In the music business, a master recording is the official original recording of a song, sound or performance. Also referred to as “masters”, it is the source from which all the later copies are made.
Master recordings can be distinguished as tapes, discs, pro tools session files and digital formats such as MP3s. Owning the master recording is smart business; it is an important aspect of a deal you can’t afford to ignore if you want to hit it big in the music business.
That is not to say that without owning the masters, you do not get a healthy income, just not the lions share.
Prince: “If you don’t own your masters, the master owns you.”
Master recording uses
So now we know that owning the master recording and the legal rights to freely appropriate is the key to maximizing your money-making opportunities. Now you are free to claim the lions share of the revenue generated from your megahit songs.
With the master recording, the owner could unilaterally license third parties to use it for TV, film, commercial adverts or even for sampling in other songs by other artists.

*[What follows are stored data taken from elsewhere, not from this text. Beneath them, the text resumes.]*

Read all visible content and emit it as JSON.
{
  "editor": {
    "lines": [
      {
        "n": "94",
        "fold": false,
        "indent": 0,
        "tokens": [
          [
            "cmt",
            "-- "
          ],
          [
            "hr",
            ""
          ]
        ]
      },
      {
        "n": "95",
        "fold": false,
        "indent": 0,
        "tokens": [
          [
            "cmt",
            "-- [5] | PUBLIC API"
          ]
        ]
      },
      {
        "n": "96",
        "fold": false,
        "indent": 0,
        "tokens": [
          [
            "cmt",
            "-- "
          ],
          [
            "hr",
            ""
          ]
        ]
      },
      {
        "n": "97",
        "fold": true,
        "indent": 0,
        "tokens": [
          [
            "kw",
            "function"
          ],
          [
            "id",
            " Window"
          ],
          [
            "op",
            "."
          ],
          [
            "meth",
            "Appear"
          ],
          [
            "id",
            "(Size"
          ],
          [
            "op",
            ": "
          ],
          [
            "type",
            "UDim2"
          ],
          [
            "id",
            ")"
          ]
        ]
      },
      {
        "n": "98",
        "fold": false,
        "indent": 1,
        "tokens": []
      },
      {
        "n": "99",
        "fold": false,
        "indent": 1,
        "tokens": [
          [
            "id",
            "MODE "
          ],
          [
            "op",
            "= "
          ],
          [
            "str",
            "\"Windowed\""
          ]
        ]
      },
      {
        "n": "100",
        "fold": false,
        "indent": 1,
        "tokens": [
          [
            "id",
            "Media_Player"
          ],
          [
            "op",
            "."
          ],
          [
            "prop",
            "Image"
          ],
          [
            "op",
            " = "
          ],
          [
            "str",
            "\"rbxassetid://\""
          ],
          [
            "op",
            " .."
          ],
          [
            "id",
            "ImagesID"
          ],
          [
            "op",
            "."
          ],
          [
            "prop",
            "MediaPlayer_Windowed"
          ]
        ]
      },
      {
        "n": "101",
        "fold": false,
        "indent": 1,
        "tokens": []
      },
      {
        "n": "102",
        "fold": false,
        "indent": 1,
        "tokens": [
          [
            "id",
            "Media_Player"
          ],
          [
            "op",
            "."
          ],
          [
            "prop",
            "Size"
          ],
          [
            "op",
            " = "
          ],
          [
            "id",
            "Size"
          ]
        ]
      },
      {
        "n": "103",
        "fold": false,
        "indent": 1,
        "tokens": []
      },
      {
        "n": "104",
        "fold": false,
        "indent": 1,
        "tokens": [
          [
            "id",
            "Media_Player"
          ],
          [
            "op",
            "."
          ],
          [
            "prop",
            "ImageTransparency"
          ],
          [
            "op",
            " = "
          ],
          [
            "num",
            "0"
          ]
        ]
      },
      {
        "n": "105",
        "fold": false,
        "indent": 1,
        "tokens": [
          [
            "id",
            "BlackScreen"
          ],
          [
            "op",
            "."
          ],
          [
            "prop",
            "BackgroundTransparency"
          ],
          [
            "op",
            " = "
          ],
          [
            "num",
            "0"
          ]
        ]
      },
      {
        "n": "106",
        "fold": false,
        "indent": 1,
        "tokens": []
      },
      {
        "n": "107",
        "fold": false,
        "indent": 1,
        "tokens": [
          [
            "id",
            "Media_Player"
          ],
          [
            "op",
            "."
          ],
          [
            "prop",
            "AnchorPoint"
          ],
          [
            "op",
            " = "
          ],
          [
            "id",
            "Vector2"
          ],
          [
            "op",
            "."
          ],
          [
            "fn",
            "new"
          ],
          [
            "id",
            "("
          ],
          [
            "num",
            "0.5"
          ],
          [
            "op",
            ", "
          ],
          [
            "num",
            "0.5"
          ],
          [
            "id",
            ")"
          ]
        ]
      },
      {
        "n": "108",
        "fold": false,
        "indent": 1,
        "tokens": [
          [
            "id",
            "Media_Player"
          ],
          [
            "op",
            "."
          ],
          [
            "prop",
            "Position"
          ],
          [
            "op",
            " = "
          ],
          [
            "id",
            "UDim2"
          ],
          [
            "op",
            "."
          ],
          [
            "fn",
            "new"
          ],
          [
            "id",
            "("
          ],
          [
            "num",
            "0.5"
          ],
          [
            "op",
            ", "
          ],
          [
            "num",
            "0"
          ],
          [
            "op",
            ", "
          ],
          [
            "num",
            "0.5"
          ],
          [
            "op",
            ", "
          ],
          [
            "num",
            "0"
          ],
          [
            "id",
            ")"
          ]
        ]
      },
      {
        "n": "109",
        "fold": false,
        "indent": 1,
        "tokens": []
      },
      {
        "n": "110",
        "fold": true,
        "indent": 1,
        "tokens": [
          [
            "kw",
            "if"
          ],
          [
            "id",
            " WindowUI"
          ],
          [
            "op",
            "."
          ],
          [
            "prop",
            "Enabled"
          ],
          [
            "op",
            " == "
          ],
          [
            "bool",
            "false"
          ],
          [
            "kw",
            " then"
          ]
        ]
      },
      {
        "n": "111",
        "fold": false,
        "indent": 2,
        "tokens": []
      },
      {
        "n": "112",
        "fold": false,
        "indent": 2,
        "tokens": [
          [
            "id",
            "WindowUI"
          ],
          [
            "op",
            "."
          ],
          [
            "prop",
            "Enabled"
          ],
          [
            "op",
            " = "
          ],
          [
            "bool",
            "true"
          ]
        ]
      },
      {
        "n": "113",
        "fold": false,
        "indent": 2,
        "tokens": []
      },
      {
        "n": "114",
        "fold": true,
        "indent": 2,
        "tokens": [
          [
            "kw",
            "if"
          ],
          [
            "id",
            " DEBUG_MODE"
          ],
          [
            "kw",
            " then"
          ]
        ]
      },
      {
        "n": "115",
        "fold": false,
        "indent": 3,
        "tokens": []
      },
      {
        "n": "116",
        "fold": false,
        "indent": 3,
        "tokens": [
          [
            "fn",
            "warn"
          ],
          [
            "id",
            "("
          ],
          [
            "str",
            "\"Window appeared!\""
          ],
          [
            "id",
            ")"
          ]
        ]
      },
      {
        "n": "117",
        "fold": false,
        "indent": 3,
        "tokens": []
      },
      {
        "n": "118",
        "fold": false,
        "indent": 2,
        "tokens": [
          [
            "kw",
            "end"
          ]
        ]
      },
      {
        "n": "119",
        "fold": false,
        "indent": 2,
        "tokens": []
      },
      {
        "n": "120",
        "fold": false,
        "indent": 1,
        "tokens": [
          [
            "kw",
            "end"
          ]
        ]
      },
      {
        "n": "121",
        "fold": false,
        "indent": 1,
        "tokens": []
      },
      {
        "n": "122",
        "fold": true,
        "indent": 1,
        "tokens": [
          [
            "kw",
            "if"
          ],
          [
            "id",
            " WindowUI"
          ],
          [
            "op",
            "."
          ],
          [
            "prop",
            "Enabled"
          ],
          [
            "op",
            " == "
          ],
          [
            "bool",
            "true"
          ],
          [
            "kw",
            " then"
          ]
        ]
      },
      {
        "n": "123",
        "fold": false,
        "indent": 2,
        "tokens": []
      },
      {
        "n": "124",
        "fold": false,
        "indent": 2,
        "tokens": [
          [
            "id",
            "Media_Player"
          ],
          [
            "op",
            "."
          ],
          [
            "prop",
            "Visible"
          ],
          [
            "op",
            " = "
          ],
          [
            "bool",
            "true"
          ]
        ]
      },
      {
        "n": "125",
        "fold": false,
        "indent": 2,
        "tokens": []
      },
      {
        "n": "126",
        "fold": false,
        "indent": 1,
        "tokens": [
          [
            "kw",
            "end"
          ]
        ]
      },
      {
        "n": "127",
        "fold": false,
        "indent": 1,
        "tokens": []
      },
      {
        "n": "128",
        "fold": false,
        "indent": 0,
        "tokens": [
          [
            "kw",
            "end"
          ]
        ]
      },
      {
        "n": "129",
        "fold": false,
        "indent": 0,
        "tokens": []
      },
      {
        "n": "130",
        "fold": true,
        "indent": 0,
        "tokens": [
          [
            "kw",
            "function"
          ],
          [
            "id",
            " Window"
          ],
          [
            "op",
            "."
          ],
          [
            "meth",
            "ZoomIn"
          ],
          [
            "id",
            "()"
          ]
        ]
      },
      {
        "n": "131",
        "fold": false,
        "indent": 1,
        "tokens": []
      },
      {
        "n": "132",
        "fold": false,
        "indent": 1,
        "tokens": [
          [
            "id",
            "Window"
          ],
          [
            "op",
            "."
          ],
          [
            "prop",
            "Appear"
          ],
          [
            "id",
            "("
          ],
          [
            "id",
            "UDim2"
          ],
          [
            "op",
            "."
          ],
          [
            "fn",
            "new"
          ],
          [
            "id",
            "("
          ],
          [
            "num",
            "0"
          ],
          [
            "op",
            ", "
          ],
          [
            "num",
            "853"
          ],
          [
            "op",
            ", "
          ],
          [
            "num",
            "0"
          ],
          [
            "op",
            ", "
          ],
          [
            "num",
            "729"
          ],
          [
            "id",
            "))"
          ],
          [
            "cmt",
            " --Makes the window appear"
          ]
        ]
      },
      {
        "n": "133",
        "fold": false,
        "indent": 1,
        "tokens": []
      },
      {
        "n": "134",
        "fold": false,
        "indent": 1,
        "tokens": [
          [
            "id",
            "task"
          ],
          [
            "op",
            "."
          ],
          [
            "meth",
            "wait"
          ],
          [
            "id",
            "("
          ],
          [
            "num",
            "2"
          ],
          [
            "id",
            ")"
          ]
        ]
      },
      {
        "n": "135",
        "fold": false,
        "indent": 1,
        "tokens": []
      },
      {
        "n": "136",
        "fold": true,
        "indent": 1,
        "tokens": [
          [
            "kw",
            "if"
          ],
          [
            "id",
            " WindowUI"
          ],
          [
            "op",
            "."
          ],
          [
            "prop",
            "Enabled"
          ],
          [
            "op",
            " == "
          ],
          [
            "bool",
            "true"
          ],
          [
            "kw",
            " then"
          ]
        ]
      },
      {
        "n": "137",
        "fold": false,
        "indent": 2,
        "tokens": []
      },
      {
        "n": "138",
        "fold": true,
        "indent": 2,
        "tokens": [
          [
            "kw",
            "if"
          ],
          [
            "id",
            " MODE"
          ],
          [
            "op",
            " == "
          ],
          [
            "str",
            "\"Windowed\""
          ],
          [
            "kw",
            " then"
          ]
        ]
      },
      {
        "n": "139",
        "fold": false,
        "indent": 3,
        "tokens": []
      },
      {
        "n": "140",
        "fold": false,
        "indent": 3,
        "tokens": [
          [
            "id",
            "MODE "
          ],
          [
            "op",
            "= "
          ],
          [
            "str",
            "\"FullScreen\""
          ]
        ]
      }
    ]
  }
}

The issue now is: who owns the master recording? Is it the artist or the producer? Is it the record label or the recording studio?
It is easy to suggest that the artist would own it since he or she wrote the song and performs it, but in reality, those who also work on it may reserve the right to the masters based on the current contract with the respective parties. Such parties include the record label, the music producer, sound engineer, a featured artist, or even a recording studio. Thus at the end of the day, an artist may be forced to either relinquish his masters outright or share it with any of the people he or she chooses to work with.
Record label power
Forfeiting or sharing the legal rights to the master recording usually happens when for instance, an artist needs the financial support, marketing and promotion of a label for the recording and release of their work. Then a deal is usually made that the artist should hand over the masters until an amount spent by the label (an advance) is earned and recovered or that the label should hold the masters outright for a specified number of years.
The implication is that the label can then use the masters as it pleases without the consent, approval or necessary permission of the artist or producer. All revenues made on the masters go to the label and are shared as agreed upon with the artist.
It has become a popular practice that producers and sound engineers make such deals with up and coming artists to produce and record their songs for a part split of ownership over the masters. For a featured artist, the deal usually is to co-own the masters since they contribute their own intellectual property in the form of lyrics to the song.
Recording studios and production houses sometimes claim the argument that since their music equipment and expertise are used on the work, they deserve some rights to the masters. However, this argument is thought of as weak as studios can only claim their price or fee per time spent. The artists can themselves decide to share or give up some share of masters to them, however, this is rare.
Fortunately for artists, there are ways to retain the master recording and its legal rights in its entirety. It all boils down to the terms of the contract with the record label or producer.
An artist should get a lawyer specialising in these matters, to draft a written agreement with everyone involved in the recording and production process – record label, recording studio, feature artists, music producers and sound engineers etc.
If the artist feels strongly about holding the master recording rights in the entirely, then further agreements should be made on how these contributors may be compensated. For example, paying the full recording price to the label and the recording studio, or sharing the revenue instead of the rights.
A lawyer that specialises in sound or music should be able to give you the best advice.